Benchmarking Quantum Kernels Across Diverse and Complex Data
This work addresses the gap in evaluating quantum machine learning for real-world applications, though it is incremental as it builds on existing quantum kernel methods with simulated results.
The authors tackled the problem of verifying the practical advantage of quantum kernel methods on diverse, high-dimensional, real-world data, and their results showed that the proposed quantum kernel outperformed standard classical kernels like RBF across eight challenging datasets.

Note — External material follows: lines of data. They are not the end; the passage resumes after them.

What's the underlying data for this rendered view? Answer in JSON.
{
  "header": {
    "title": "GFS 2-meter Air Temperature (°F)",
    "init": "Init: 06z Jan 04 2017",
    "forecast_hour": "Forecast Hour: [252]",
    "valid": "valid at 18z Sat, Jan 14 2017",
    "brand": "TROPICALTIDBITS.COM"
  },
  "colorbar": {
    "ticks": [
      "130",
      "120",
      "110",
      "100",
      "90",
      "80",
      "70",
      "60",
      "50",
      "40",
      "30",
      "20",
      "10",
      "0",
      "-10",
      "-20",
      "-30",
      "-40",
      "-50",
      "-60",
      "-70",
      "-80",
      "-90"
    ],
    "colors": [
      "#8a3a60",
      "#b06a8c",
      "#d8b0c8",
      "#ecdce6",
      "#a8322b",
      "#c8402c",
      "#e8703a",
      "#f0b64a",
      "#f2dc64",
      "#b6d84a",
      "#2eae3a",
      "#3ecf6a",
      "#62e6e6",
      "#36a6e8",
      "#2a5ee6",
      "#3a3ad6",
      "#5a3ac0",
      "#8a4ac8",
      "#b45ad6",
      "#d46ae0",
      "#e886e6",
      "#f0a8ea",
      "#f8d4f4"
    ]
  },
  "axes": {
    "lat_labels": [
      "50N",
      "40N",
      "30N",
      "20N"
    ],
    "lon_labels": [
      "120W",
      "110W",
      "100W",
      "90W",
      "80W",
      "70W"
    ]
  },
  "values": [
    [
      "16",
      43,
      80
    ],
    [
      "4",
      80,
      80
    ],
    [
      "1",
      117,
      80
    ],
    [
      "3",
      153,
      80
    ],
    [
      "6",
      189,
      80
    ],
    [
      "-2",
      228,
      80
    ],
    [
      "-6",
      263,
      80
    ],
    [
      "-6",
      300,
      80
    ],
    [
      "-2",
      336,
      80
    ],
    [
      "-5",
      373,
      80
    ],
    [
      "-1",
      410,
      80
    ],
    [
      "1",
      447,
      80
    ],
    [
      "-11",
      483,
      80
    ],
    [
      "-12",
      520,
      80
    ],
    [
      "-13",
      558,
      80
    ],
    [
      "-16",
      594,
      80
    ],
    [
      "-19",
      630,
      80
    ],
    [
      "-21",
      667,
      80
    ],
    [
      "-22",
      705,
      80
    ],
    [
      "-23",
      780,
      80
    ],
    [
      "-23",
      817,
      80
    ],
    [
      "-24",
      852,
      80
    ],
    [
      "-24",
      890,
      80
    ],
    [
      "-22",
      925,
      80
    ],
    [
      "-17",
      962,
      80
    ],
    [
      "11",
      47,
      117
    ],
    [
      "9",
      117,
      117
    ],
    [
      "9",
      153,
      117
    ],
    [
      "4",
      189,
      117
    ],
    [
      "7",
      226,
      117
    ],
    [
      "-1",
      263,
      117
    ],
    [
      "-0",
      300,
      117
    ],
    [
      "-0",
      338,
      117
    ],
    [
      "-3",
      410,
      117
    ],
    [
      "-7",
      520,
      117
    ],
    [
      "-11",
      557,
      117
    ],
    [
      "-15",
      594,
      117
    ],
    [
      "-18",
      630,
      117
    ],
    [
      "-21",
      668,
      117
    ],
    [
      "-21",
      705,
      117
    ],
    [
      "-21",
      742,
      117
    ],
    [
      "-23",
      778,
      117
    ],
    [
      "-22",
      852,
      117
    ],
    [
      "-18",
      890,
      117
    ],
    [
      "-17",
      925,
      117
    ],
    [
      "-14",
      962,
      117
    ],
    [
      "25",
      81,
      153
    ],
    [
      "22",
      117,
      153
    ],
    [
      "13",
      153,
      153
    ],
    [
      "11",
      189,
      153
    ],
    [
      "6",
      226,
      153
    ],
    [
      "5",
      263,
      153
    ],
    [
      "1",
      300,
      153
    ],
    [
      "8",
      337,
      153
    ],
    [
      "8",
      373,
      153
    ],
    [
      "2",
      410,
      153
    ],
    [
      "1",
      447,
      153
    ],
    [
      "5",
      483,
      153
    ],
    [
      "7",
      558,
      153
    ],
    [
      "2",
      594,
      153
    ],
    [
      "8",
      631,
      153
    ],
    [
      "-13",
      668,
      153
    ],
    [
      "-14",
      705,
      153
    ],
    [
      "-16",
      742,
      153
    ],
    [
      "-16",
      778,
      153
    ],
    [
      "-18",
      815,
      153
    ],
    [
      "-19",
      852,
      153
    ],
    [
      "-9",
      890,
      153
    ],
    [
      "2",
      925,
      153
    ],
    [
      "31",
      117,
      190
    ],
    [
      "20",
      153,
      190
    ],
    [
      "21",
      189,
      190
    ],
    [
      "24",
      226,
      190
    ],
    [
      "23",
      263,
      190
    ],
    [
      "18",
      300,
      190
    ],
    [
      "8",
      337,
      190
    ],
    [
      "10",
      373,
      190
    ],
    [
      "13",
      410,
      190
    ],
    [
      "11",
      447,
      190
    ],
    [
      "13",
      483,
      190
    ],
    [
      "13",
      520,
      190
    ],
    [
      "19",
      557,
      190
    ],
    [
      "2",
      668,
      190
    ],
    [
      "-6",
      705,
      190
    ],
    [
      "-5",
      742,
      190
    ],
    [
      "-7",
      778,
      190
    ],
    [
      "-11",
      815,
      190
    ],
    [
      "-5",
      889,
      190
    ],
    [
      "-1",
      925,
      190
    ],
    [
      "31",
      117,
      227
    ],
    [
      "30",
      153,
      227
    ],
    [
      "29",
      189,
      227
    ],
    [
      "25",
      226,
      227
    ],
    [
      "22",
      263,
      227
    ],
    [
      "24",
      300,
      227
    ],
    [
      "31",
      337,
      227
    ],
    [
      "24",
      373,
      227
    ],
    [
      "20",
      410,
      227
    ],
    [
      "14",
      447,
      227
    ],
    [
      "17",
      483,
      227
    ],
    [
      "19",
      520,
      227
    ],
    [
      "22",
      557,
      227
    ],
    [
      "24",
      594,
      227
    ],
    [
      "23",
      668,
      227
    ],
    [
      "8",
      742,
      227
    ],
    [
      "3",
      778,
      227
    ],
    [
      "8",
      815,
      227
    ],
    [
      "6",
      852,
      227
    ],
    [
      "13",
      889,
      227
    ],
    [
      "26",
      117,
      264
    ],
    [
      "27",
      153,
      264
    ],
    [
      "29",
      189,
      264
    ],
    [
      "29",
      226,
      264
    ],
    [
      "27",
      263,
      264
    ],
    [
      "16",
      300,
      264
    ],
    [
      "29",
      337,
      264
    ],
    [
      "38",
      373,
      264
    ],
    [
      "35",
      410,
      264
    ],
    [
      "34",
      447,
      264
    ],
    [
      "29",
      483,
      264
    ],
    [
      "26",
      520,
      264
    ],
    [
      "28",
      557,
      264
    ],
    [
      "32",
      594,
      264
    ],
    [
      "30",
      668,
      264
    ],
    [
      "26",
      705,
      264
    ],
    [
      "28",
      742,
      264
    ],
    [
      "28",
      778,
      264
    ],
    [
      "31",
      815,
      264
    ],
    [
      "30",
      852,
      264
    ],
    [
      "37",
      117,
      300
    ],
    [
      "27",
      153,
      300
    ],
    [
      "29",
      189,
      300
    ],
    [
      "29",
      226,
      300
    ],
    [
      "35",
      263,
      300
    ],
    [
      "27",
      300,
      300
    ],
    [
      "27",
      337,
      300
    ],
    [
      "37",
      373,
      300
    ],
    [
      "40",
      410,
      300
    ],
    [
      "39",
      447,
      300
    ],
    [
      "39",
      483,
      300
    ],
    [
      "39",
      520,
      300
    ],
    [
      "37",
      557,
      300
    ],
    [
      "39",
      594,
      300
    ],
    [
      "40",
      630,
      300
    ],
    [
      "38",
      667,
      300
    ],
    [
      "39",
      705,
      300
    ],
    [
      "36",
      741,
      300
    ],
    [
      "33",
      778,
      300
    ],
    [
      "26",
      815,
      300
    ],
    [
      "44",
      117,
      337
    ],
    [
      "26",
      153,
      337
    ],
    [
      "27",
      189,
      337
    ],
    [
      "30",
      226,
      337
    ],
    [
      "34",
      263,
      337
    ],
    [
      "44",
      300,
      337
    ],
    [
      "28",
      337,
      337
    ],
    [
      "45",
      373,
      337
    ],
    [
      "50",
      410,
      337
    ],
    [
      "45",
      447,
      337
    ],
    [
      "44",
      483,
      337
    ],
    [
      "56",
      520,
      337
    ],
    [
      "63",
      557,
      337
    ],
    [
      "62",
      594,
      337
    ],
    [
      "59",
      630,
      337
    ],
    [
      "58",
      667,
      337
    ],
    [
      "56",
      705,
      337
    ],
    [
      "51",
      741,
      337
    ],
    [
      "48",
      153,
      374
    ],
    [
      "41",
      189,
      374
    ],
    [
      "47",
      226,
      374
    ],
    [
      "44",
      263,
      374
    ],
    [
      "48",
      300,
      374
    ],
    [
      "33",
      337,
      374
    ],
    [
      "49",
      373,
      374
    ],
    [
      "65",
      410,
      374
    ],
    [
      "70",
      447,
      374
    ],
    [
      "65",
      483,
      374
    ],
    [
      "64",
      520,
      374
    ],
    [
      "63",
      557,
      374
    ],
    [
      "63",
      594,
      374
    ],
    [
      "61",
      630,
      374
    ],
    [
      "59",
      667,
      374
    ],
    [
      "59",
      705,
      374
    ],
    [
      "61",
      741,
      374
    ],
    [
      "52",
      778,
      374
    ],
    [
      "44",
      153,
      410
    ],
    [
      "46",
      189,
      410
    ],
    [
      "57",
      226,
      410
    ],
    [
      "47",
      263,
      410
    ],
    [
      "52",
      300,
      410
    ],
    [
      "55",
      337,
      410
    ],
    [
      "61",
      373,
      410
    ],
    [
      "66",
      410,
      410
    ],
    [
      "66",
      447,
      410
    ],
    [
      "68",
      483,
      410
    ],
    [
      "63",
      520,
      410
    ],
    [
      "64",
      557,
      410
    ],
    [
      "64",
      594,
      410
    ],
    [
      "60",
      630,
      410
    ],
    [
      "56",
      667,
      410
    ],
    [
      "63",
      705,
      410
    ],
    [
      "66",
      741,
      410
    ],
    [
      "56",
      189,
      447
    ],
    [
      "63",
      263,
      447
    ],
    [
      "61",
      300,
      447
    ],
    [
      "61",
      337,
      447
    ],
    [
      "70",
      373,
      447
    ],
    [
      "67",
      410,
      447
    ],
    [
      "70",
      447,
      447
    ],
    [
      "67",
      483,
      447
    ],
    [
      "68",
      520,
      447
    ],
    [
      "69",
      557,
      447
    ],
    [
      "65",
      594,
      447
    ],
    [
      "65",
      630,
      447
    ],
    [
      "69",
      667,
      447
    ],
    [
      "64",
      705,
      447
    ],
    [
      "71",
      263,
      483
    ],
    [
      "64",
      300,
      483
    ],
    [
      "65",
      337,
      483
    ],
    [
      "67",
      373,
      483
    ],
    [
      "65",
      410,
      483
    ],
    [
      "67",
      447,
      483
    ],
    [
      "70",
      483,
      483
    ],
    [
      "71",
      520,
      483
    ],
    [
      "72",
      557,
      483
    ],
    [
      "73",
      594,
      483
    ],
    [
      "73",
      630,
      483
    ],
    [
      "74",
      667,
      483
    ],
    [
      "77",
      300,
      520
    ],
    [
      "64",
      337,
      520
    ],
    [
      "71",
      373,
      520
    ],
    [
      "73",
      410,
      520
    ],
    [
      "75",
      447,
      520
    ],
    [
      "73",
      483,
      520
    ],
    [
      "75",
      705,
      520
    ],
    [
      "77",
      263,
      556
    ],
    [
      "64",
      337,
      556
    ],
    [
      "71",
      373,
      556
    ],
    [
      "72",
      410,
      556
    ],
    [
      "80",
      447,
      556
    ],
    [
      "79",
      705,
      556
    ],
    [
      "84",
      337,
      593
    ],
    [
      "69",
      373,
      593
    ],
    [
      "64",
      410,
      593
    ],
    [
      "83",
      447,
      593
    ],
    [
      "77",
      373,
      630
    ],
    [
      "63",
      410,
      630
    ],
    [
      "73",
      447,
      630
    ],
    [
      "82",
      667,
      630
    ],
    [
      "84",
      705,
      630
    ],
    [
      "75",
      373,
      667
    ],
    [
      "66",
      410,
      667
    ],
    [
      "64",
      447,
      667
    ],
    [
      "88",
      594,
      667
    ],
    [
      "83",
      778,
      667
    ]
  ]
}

Quantum kernel methods are a promising branch of quantum machine learning, yet their practical advantage on diverse, high-dimensional, real-world data remains unverified. Current research has largely been limited to low-dimensional or synthetic datasets, preventing a thorough evaluation of their potential. To address this gap, we developed a variational quantum kernel framework utilizing resource-efficient ansätze for complex classification tasks and introduced a parameter scaling technique to accelerate convergence. We conducted a comprehensive benchmark of this framework on eight challenging, real world and high-dimensional datasets covering tabular, image, time series, and graph data. Our classically simulated results show that the proposed quantum kernel demonstrated a clear performance advantage over standard classical kernels, such as the radial basis function (RBF) kernel. This work demonstrates that properly designed quantum kernels can function as versatile, high-performance tools, laying a foundation for quantum-enhanced applications in real-world machine learning. Further research is needed to fully assess the practical quantum advantage.